Why am I in church, anyway?

I had a conversation with my dad recently about church and liturgy that sort of caught me off-guard. The main gist of it was something like this:

Me: We celebrate the Lord's Supper every week at church because it is a proclamation of one of the central tenants of our faith.

Dad: Well, Rob is teaching us how to live out our faith.

By Rob he means Rob Bell, the founding pastor of Mars Hill Bible Church and the NOOMA series and by "live out" he means doing lots of social justicey things. I think that what my dad was saying without really saying it was, "what does going through a liturgy and celebrating the Lord's Supper matter if you don't care about other people?" I didn’t have a response right at that moment, but the discomfort has been percolating for a couple weeks and I realized that it comes down to one question: “What is church for?”

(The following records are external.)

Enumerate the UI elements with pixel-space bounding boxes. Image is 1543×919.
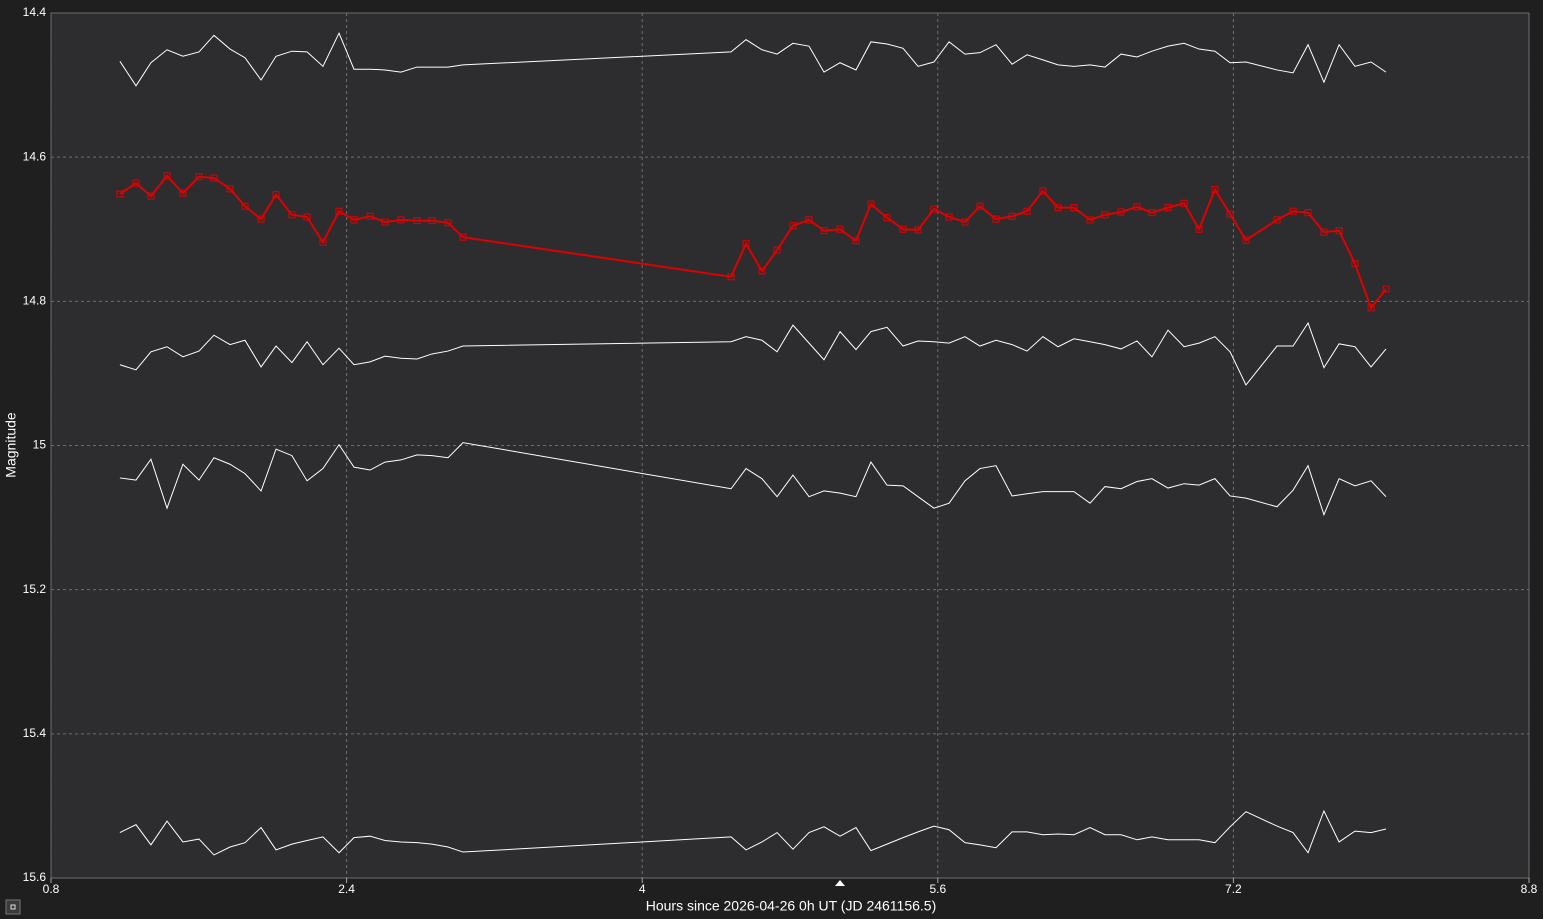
data-point: [444, 219, 452, 227]
data-point: [1211, 186, 1219, 194]
data-point: [1273, 216, 1281, 224]
data-point: [1289, 207, 1297, 215]
data-point: [1335, 227, 1343, 235]
data-point: [1351, 260, 1359, 268]
data-point: [1054, 204, 1062, 212]
data-point: [303, 213, 311, 221]
y-tick-label: 15.2: [23, 582, 47, 596]
data-point: [1070, 204, 1078, 212]
data-point: [1180, 199, 1188, 207]
data-point: [226, 185, 234, 193]
x-tick-label: 5.6: [929, 882, 946, 896]
data-point: [397, 216, 405, 224]
data-point: [1195, 225, 1203, 233]
data-point: [727, 273, 735, 281]
data-point: [1086, 216, 1094, 224]
data-point: [459, 233, 467, 241]
y-tick-label: 15: [33, 438, 47, 452]
data-point: [961, 218, 969, 226]
data-point: [930, 205, 938, 213]
series-line: [119, 174, 1387, 310]
data-point: [789, 222, 797, 230]
data-point: [1039, 187, 1047, 195]
data-point: [428, 217, 436, 225]
data-point: [914, 226, 922, 234]
data-point: [116, 190, 124, 198]
data-point: [381, 218, 389, 226]
x-tick-label: 4: [639, 882, 646, 896]
x-tick-label: 8.8: [1521, 882, 1538, 896]
data-point: [1164, 204, 1172, 212]
data-point: [350, 216, 358, 224]
data-point: [366, 212, 374, 220]
y-tick-label: 14.6: [23, 149, 47, 163]
data-point: [179, 189, 187, 197]
x-tick-label: 7.2: [1225, 882, 1242, 896]
y-tick-label: 14.4: [23, 5, 47, 19]
data-point: [1320, 228, 1328, 236]
data-point: [163, 172, 171, 180]
series-line: [119, 809, 1387, 856]
data-point: [1023, 207, 1031, 215]
data-point: [1148, 209, 1156, 217]
series-line: [119, 31, 1387, 87]
series-line: [119, 321, 1387, 386]
data-point: [335, 207, 343, 215]
corner-button-icon: [10, 904, 16, 910]
data-point: [257, 215, 265, 223]
data-point: [852, 237, 860, 245]
data-point: [836, 225, 844, 233]
data-point: [742, 240, 750, 248]
cursor-marker: [835, 880, 845, 886]
data-point: [773, 246, 781, 254]
y-axis-title: Magnitude: [3, 412, 19, 478]
data-point: [1382, 285, 1390, 293]
data-point: [1367, 304, 1375, 312]
corner-button[interactable]: [5, 899, 21, 915]
x-axis-title: Hours since 2026-04-26 0h UT (JD 2461156…: [646, 898, 937, 914]
data-point: [883, 214, 891, 222]
y-tick-label: 15.6: [23, 870, 47, 884]
data-point: [867, 200, 875, 208]
data-point: [805, 216, 813, 224]
data-point: [132, 179, 140, 187]
data-point: [1117, 208, 1125, 216]
data-point: [195, 173, 203, 181]
data-point: [945, 213, 953, 221]
data-point: [820, 227, 828, 235]
data-point: [1133, 203, 1141, 211]
x-tick-label: 0.8: [43, 882, 60, 896]
data-point: [413, 217, 421, 225]
x-tick-label: 2.4: [338, 882, 355, 896]
data-point: [288, 211, 296, 219]
data-point: [210, 174, 218, 182]
data-point: [241, 202, 249, 210]
data-point: [992, 215, 1000, 223]
data-point: [319, 238, 327, 246]
data-point: [1008, 212, 1016, 220]
y-tick-label: 14.8: [23, 294, 47, 308]
data-point: [147, 192, 155, 200]
data-point: [1304, 209, 1312, 217]
data-point: [976, 202, 984, 210]
data-point: [1226, 210, 1234, 218]
y-tick-label: 15.4: [23, 726, 47, 740]
data-point: [758, 267, 766, 275]
data-point: [899, 225, 907, 233]
data-point: [272, 191, 280, 199]
series-line: [119, 442, 1387, 517]
data-point: [1242, 236, 1250, 244]
data-point: [1101, 211, 1109, 219]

The way I’ve observed it during my forays into various facets of Protestentism it seems that church (services) are for one of three things:
1. Evangelization with theology-lite presentation of the gospel (“Seekers, come get coffee!”)
2. Rallying the troops (“Jeannie, why don’t you talk to us for a half-hour about the neighborhod children’s ministry?” Or worse yet: “Jesus wants you to succeed at your job and your marriage.”)
3. Proclaiming the Gospel and celebrating the sacrament of the Eucharist.
4. Some combination of the above

It seems to me that my Dad and others are mostly concerned with #2…so now that we are Christians, what do we do about it? It’s not an illegitimate question; in fact it’s a good one and an important one. What I’m wondering is whether it is a question that is, ironically, distracting us from the gospel itself. Do we spend so much time talking about what we should do that we forget about what Christ has done? Do we spend more time thinking about what God wants us to do rather than who God is?

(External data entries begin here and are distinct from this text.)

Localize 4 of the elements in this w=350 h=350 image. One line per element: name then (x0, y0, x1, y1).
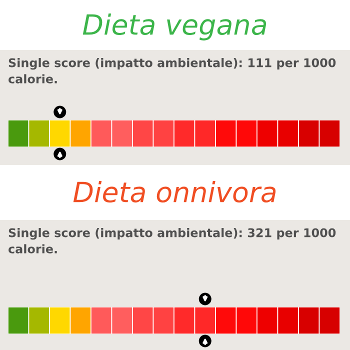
chart-subtitle: Single score (impatto ambientale): 111 per 1000 calorie. (8, 58, 336, 84)
chart-title: Dieta onnivora (73, 181, 276, 203)
chart-title: Dieta vegana (82, 14, 266, 40)
chart-subtitle: Single score (impatto ambientale): 321 per 1000 calorie. (8, 228, 336, 254)
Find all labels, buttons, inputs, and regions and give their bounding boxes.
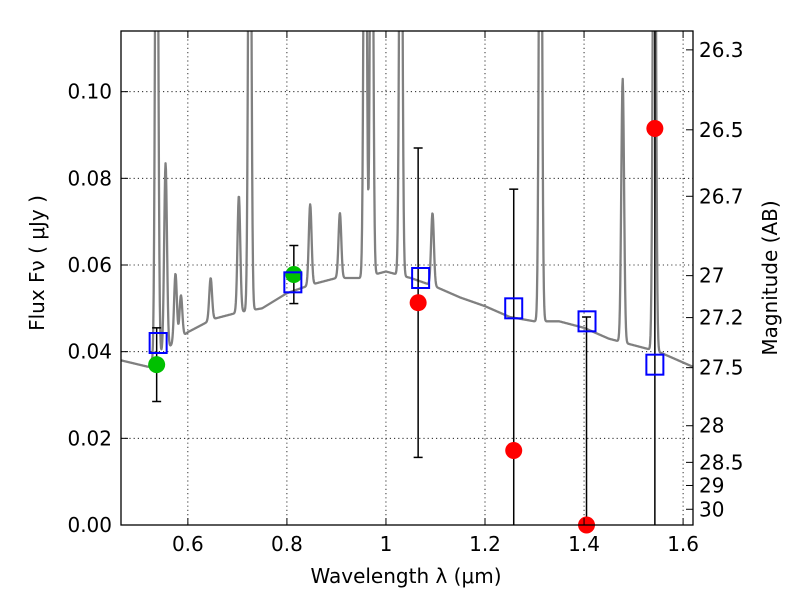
model-photometry-square <box>577 310 597 333</box>
mag-tick-label: 28 <box>699 414 724 438</box>
x-tick-label: 1.2 <box>469 532 501 556</box>
photometry-point <box>409 294 427 312</box>
axis-ticks: 0.6 0.8 1 1.2 1.4 1.6 0.00 0.02 0.04 0.06 0.08 0.10… <box>67 31 744 556</box>
photometry-point <box>148 356 166 374</box>
error-bars-layer <box>152 31 656 525</box>
y-tick-label: 0.00 <box>67 513 112 537</box>
x-tick-label: 1.4 <box>568 532 600 556</box>
mag-tick-label: 26.3 <box>699 38 744 62</box>
photometry-point <box>285 266 303 284</box>
model-spectrum-line <box>121 31 693 368</box>
y-tick-label: 0.04 <box>67 340 112 364</box>
y-axis-title: Flux Fν ( μJy ) <box>25 195 49 331</box>
y-tick-label: 0.08 <box>67 166 112 190</box>
x-tick-label: 1 <box>380 532 393 556</box>
mag-tick-label: 27 <box>699 264 724 288</box>
model-photometry-square <box>645 353 665 376</box>
photometry-point <box>505 441 523 459</box>
y-tick-label: 0.06 <box>67 253 112 277</box>
mag-tick-label: 30 <box>699 497 724 521</box>
mag-tick-label: 28.5 <box>699 450 744 474</box>
model-photometry-square <box>504 297 524 320</box>
photometry-point <box>646 120 664 137</box>
y-tick-label: 0.10 <box>67 80 112 104</box>
model-photometry-square <box>411 267 431 289</box>
mag-tick-label: 26.7 <box>699 184 744 208</box>
mag-tick-label: 27.5 <box>699 356 744 380</box>
plot-frame <box>120 30 694 526</box>
right-axis-title: Magnitude (AB) <box>758 200 782 355</box>
markers-layer <box>148 120 665 534</box>
model-photometry-square <box>148 332 168 354</box>
mag-tick-label: 27.2 <box>699 306 744 330</box>
x-tick-label: 1.6 <box>667 532 699 556</box>
model-photometry-square <box>283 271 303 294</box>
x-tick-label: 0.6 <box>172 532 204 556</box>
mag-tick-label: 29 <box>699 473 724 497</box>
y-tick-label: 0.02 <box>67 426 112 450</box>
mag-tick-label: 26.5 <box>699 118 744 142</box>
x-tick-label: 0.8 <box>271 532 303 556</box>
x-axis-title: Wavelength λ (μm) <box>310 564 501 588</box>
model-spectrum-layer <box>121 31 693 368</box>
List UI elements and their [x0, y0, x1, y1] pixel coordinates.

I would say yes. By the time I got to my Christian Theology class sophmore year of college I was starving for the basics. Hearing the doctrines of the Trinity and the Incarnation articulated and receiving the Lord’s Supper every week infused my understanding of God with a richness I didn’t know was there. I’m studying Eastern Orthodoxy right now, and the other day our class took a look at the earliest description of Christian liturgy from Justin Martyr. It was very much centered around the proclamation of the Word and the celebration of the Eucharist. The liturgy wasn’t an evangelistic tool, it was for Christians! It wasn’t for strategizing or self-congratulations, it was for worship!

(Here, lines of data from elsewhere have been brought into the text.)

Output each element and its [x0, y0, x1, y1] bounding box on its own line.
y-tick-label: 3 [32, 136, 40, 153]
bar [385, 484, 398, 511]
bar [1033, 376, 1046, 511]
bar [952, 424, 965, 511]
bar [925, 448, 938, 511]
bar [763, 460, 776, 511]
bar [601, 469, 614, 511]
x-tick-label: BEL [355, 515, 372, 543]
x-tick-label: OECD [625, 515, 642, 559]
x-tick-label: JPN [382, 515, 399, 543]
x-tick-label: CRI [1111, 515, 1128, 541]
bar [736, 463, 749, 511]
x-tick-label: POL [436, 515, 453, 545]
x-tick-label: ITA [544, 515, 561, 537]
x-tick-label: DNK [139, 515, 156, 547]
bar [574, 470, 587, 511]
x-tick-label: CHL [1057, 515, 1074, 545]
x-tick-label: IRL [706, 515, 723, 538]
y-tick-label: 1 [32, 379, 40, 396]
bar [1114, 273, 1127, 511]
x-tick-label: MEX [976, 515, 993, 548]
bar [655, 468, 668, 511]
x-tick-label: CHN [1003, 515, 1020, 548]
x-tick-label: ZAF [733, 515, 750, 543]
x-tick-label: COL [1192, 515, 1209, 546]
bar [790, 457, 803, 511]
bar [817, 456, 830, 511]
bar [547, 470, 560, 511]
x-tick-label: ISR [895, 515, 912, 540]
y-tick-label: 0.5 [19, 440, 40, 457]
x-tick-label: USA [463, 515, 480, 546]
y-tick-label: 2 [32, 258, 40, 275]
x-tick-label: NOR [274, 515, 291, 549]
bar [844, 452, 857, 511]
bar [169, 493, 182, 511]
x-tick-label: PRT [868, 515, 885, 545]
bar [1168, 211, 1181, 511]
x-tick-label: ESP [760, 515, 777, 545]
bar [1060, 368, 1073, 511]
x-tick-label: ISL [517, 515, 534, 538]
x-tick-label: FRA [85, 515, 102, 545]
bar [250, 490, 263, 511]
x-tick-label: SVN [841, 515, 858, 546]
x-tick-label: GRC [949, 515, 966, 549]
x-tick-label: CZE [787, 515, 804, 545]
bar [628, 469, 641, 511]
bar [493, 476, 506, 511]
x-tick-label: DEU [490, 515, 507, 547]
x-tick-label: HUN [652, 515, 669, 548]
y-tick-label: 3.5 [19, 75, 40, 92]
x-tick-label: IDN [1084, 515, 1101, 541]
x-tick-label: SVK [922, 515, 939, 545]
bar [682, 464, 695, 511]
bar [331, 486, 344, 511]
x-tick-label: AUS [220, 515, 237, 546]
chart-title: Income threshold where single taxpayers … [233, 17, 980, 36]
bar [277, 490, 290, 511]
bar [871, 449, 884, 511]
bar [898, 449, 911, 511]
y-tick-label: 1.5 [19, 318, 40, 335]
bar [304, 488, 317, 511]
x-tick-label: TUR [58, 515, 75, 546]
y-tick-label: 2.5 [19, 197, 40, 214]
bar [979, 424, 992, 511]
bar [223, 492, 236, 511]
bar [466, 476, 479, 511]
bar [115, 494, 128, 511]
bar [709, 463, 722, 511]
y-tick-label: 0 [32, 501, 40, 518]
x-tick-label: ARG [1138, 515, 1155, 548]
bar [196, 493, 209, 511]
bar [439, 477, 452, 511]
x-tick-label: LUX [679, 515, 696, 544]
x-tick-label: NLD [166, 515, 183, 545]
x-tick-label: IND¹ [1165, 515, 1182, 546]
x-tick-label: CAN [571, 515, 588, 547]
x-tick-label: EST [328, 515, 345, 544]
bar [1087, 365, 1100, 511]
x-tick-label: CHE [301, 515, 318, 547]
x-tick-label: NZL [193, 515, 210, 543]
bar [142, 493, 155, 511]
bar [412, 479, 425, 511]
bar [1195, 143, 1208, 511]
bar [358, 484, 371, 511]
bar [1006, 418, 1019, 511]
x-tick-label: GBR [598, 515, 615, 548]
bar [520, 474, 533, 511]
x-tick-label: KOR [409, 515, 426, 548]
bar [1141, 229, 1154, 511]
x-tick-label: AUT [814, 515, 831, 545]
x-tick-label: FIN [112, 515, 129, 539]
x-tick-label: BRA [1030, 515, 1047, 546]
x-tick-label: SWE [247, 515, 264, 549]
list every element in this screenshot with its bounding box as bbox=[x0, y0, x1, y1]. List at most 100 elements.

When I heard this, my remaining evangelical sensibilities sounded the alarm bells. “What good is ‘going through the motions’ if you’re not reaching other people?” First of all, as my professor pointed out, these were the people who evangelized the world…and they didn’t have “seeker services!”Second, isn’t right doctrine foundational to right practice? We forgive because we have been forgiven, we love because we have been loved, and what better reminder of that love is there than the Eucharist? Mostly, I think that Evangelicalism in America is underestimating the simple power of the Gospel. We would do well to quit with all the moralizing and start by proclaiming the mystery of faith: Christ has died, Christ is risen, Christ will come again. If not, everything will just become about social justice, anti-racism, and good parenting with Christ tacked onto the end.

2 comments:

bethany said...

Nice post. I think I am with you on this distinction: CHURCHES should be concerned with justice. WORSHIP is for worship. We shouldn't take away from worship in order to strategise our activism - we should set aside time for BOTH; in a world where the symbolic and mystical is undervalued, it's easy to throw meaning for meaning's sake by the wayside.

Bob K said...

Nice post, Rachel. I agree with Bethany's distinction in her comment. I don't think worship should merely be a time to get "charged up" to go out and be Christian - it should also be a place where we come together to be a community of faith and where we worship (and I don't just mean sing and listen to a sermon.)

So, good job teasing out some of these issues.